Dr Stephen Schleicher: Rural Patient Care Access Is a Top Priority for Community Oncology

See original article and watch the video HERE.

Stephen M. Schleicher, MD, MBA, Tennessee Oncology, co-authored a recent paper on the complexities of the rural cancer experience; the principal conclusion was potential for a streamlined care process to optimize care efficiencies and access, thereby improving patient outcomes.

Stephen M. Schleicher, MD, MBA, chief medical officer at Tennessee Oncology, co-authored a recent paper on the complexities of the rural cancer experience. The principal conclusion was potential for a streamlined care process to optimize care efficiencies and access, thereby improving patient outcomes, but that this is hindered by the heterogeneity of the rural patient population.

Here he discusses the importance of outreach to rural patient populations and considerations for measuring the impact of resource utilization, such as food and transportation assistance, meant to ensure they get the care they need when they need it.

Transcript

What are potential best practices to ensure a diverse patient population is represented in data on the rural cancer experience?

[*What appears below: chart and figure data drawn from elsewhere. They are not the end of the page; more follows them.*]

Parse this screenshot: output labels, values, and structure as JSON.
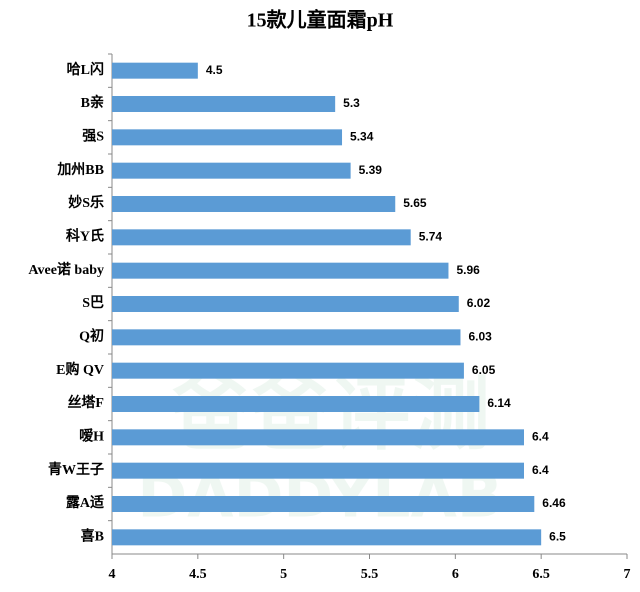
{
  "chart_data": {
    "type": "bar",
    "orientation": "horizontal",
    "title": "15款儿童面霜pH",
    "categories": [
      "哈L闪",
      "B亲",
      "强S",
      "加州BB",
      "妙S乐",
      "科Y氏",
      "Avee诺 baby",
      "S巴",
      "Q初",
      "E购 QV",
      "丝塔F",
      "嗳H",
      "青W王子",
      "露A适",
      "喜B"
    ],
    "values": [
      4.5,
      5.3,
      5.34,
      5.39,
      5.65,
      5.74,
      5.96,
      6.02,
      6.03,
      6.05,
      6.14,
      6.4,
      6.4,
      6.46,
      6.5
    ],
    "color": "#5b9bd5",
    "xlim": [
      4,
      7
    ],
    "xticks": [
      4,
      4.5,
      5,
      5.5,
      6,
      6.5,
      7
    ],
    "watermark": [
      "爸爸评测",
      "DADDYLAB"
    ]
  }
}
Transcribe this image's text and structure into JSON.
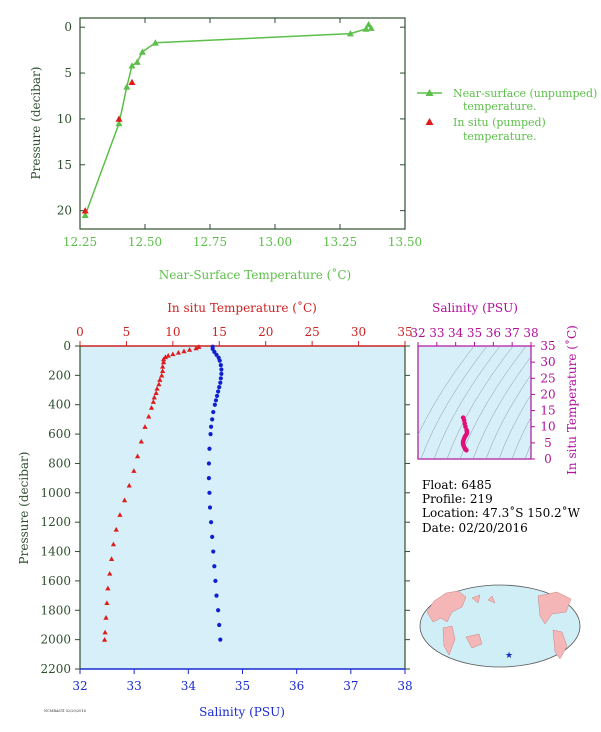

Rural health care and making sure that every patient, wherever you live, whatever your social/economic resources are, have the same access to care is a top priority for everybody. I will say, one of the exciting things about community oncology is, we are already there. I’m not saying we have all of the solutions, but by definition, our clinics are in these areas, bringing access to rural populations of patients. That’s Tennessee Oncology’s mission: How do we bring care so that if you’re in downtown New York City vs Lebanon, Tennessee, you get the same care?

The key now is how do we start to study, but also build proof cases around the benefit of helping with food, helping with transportation. Right now, we are relying on partnerships with amazing community partners. But is there some way now to start to use those partnerships to both help our current patients but also study the impact of these resources on patient care so that you can create a sustainable model that someone actually pays for that understands the importance of giving all of these resources to patients so they they have access to care instead of waiting until the disease is too late to do anything about, until they end up at the emergency room. How do you get patients on board early and give access to tools for these patients to actually get the care they need?

We’re working on several grants trying to do that. Tennessee Oncology has a new medical director of health equity and community engagement who is so passionate about this, both from an enrollment in clinical trials standpoint, but these other things: How do we bring resources to our patients [and] meet them where they are to address all these other barriers such that they can get to our clinics and get the treatments they need?